Mingyu lagi-lagi berdiri diatas kursi lipatnya. Memegang tali yang sudah menggantung dikayu beberapa jam lalu, perlahan memasukan kepalanya. Setelah masuk dengan sempurna, ia mengambil napas dalam-dalam seolah esok oksigen akan menghilang. Tapi bukannya orang yang mati takan bernapas? Mungkin ini untuk terakhir kalinya, Mingyu ingin meraup sebanyak-banyaknya.
"Sampai jumpa Hyung... " lirih Mingyu sebelum ia menendang kursi lipat yang dijadikan pijakannya. Wonwoo tak bergeming, ia hanya diam dipojokan dengan terisak.
Awalnya Mingyu merasa lega karena bisa melakukan tujuan utama ia datang jauh-jauh ke tempat ini. Tapi... Rasa itu menjadi rasa sakit yang amat sangat. Lehernya tercekik tali, tak ada oksigen yang mampu diraupnya seperti tadi. Dan sekarang matanya memanas, kaki panjangnya bergelantung kekanan dan kekiri seolah mencari pijakan. Tangannya tak tinggal diam, ia terus-menerus menarik tali yang melilit leher nya itu. Sesak! Sungguh sesak! Mingyu tak kuat.. Tuhan ampuni Mingyu.. Dan cepat ambil nyawanya.
"Dasar adik kecil bodoh!! " teriak Wonwoo yang sekarang berdiri tepat dihadapan Mingyu yang sekarat.
Puji Tuhan, entah kekuatan dari mana Wonwoo mampu mendorong Mingyu yang asyik bergelantungan itu hingga terjatuh kelantai dan menghantam tembok dengan keras.

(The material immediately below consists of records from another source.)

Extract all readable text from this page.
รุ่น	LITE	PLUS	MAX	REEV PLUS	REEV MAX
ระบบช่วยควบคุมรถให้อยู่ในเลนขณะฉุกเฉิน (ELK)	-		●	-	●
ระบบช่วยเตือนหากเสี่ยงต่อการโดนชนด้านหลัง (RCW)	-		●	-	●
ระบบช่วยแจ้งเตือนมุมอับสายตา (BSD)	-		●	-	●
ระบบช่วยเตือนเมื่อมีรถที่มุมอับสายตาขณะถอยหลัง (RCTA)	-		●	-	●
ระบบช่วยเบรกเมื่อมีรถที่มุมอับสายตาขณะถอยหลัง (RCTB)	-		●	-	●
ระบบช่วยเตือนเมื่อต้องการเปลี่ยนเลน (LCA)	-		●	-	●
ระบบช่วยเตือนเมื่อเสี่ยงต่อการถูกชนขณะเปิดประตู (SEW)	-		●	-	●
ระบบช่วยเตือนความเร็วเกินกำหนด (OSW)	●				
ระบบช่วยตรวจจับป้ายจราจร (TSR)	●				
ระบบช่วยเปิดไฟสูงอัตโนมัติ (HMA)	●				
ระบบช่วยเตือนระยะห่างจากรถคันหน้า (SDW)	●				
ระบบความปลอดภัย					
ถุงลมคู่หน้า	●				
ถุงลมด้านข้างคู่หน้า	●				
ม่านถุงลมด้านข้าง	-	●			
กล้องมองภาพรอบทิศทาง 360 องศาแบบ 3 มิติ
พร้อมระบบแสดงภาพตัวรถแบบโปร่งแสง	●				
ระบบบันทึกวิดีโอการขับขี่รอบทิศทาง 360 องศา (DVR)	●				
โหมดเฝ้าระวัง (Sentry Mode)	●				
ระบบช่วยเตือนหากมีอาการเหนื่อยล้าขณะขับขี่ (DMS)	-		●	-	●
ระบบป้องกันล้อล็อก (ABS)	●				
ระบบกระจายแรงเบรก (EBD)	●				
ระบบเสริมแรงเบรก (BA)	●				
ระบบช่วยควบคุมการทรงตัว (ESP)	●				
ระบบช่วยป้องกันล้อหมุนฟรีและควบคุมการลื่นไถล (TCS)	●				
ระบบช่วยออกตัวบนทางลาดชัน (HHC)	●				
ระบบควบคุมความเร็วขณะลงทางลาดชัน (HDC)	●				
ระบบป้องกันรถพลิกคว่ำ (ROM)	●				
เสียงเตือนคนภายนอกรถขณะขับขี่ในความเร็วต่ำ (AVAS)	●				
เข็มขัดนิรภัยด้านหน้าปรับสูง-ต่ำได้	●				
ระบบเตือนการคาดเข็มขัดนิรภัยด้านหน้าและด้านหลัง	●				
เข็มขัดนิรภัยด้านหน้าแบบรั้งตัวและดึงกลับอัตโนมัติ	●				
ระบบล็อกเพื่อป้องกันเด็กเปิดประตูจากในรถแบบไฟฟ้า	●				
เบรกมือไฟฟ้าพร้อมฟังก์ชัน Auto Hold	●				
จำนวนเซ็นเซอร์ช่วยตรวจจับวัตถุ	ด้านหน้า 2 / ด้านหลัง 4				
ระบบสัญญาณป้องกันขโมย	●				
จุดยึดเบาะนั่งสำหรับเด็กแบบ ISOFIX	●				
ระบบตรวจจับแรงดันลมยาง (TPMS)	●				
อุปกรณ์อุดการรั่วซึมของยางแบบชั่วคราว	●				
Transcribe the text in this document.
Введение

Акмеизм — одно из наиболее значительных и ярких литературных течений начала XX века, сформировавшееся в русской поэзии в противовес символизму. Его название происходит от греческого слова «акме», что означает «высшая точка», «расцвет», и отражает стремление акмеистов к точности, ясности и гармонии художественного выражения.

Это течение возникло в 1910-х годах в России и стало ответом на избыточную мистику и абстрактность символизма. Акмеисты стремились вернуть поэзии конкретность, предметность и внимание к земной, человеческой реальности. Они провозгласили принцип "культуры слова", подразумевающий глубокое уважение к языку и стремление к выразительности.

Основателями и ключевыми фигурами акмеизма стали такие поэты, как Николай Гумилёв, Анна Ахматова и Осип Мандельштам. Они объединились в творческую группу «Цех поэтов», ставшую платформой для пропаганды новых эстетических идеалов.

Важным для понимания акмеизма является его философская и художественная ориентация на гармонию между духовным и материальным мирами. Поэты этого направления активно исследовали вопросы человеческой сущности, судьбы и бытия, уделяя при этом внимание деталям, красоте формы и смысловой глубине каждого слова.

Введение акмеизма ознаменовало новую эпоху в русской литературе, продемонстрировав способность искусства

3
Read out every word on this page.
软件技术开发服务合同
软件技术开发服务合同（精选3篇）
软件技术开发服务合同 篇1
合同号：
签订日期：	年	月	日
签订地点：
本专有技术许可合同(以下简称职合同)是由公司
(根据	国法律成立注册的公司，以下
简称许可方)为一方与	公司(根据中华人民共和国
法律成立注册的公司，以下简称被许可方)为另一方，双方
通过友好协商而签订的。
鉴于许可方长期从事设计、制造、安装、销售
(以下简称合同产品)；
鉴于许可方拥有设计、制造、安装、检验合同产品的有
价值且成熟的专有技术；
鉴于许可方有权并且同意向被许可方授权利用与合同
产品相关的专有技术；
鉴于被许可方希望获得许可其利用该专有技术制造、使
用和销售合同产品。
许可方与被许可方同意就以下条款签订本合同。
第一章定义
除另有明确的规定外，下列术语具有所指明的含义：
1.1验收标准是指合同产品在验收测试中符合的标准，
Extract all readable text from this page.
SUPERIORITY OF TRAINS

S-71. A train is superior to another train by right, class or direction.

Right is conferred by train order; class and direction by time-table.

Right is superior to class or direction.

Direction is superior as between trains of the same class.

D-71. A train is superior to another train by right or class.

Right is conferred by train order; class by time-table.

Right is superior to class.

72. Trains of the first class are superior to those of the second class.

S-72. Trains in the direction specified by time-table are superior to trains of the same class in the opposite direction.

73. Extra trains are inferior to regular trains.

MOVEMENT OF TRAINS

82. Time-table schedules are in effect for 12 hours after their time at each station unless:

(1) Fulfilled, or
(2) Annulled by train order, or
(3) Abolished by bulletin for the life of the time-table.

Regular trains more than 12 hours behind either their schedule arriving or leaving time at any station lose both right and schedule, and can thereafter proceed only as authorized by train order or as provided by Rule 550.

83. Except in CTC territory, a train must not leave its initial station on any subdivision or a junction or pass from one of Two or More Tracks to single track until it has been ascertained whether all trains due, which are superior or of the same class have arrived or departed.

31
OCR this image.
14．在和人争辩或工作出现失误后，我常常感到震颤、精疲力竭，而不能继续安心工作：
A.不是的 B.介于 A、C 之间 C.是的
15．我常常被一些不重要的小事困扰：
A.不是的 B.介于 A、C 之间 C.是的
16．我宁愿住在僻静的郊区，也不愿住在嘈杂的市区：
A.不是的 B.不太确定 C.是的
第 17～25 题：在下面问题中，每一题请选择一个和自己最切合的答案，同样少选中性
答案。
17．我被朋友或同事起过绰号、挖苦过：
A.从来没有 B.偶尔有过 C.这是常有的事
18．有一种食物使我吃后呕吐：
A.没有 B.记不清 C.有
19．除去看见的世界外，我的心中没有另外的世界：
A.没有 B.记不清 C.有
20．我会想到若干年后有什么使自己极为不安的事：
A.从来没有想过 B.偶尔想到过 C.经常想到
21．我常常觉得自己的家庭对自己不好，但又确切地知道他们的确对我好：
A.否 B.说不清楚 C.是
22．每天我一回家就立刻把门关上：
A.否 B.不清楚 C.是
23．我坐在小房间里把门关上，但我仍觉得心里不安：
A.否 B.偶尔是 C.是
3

Dengan sisa tenaga yang ada, Mingyu menarik talinya agar lepas dan bernapas lega. Tapi tiba-tiba Mingyu menegang, merasa ditelanjangi di kutub. Ia merasa sangat kedinginan. Bukan karna aura Wonwoo ia merasa sepeti ini. Wonwoo memang dihadapannya dan terisak. Tapi orang lain. Orang itu..
Orang yang beberapa menit lalu menampakan dirinya ketika Wonwoo mendorong tubuh besar Mingyu. Dan dengan hitungan detik hilang.
Wujudnya membuat bulu kuduk berdiri.
Orang itu... Orang yang Wonwoo sebut kekasih...
Jun, menampakkan wujud didepan Mingyu.